14. 影富士に取り憑かれた人々                                               

 

 富士山の見方には3つの楽しみ方があるという。

 まずは赤富士。燃えるような赤い富士に魅せられた人は多い。そして逆さ富士。これはさほど富士山になじみのない人でも知っているだろう。富士山麓の湖に映った富士山のことだ。波がなく、湖面が穏やかでないと見られないので、鏡に映ったような美しい逆さ富士が見られるのは、年に数回ほどだと言われている。

 そして最後が影富士である。この影富士は赤富士、逆さ富士以上に見るのが難しい。というのも、赤富士や逆さ富士は登らなくても見ることができるが、影富士は山頂近くまで登らないと見ることができないからだ。一体どんな富士のことなのだろうか。

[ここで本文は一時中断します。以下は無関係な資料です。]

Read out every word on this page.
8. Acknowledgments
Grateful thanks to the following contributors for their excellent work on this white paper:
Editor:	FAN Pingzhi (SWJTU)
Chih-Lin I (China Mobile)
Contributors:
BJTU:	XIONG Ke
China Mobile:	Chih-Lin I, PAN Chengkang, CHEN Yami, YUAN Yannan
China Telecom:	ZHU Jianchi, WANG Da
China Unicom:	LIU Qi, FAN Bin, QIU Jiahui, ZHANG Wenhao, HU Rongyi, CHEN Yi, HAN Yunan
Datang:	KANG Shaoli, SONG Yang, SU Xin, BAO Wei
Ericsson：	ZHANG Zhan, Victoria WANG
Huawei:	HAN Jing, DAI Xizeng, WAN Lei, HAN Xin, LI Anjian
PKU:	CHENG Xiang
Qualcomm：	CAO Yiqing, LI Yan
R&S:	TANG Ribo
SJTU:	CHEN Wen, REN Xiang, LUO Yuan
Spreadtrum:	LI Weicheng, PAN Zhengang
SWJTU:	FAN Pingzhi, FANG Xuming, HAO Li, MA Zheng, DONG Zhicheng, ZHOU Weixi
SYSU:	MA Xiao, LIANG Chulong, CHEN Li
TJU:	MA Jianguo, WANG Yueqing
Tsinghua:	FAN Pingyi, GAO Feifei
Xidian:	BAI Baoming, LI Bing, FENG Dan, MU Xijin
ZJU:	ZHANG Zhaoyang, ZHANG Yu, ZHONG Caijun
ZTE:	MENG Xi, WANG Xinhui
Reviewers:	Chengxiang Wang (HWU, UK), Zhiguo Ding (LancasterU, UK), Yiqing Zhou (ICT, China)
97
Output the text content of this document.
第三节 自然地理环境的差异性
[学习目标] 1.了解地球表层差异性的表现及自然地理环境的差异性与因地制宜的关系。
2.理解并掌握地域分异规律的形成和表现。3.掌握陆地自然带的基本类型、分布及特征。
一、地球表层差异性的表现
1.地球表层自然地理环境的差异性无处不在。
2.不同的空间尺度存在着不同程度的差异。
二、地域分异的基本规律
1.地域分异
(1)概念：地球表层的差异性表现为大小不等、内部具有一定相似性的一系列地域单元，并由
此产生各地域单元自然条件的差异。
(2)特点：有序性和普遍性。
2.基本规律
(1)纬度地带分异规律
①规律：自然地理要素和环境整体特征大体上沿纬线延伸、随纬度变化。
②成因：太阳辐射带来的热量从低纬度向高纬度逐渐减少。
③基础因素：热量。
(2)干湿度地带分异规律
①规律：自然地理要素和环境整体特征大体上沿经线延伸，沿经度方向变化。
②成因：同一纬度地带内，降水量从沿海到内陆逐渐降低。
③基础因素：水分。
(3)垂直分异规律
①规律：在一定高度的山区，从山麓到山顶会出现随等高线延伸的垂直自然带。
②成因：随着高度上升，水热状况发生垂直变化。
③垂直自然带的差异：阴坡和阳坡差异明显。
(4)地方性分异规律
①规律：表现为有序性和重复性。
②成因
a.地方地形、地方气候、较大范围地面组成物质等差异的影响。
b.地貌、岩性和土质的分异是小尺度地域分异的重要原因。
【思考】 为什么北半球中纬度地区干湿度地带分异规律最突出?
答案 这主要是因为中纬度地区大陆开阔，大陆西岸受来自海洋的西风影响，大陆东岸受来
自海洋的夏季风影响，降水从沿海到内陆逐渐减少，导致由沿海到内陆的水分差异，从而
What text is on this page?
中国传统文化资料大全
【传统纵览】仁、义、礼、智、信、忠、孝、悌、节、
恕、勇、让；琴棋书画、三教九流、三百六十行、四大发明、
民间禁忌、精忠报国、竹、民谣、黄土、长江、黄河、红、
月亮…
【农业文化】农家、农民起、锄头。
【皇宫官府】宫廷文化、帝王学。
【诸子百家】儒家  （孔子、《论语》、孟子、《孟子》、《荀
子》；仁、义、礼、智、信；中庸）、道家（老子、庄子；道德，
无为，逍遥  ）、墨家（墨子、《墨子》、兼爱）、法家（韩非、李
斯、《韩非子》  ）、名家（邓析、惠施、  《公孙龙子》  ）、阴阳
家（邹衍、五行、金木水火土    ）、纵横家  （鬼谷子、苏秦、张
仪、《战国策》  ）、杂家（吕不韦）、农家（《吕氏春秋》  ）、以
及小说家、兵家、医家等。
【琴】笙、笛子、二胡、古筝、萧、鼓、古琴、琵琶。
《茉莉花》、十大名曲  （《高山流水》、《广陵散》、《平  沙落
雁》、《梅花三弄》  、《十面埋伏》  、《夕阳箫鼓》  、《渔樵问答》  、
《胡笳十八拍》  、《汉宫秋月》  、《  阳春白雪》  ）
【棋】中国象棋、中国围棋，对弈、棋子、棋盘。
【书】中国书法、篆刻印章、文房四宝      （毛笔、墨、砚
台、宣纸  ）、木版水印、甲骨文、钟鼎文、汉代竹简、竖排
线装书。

 影富士とは、富士山の頂上付近から見下ろす雲海に、富士山の影が映る姿のこと。真上から太陽が当たったのでは、富士山の影が形よく映らない。影富士の現れるのは日の出からの数時間、または日の入り前の数時間である。その限られた時間に、眼下に雲海が低く垂れ込めていなければならない。大きな影富士になると、房総半島あたりまで伸びることもあるという。

 影富士を見るのに適した白い雲が立ち込めている時は、登山をするには厳しい条件であるとも言える。それでも影富士のために、山頂を目指してくる人も多いのだから、影富士の魅力、恐るべしである。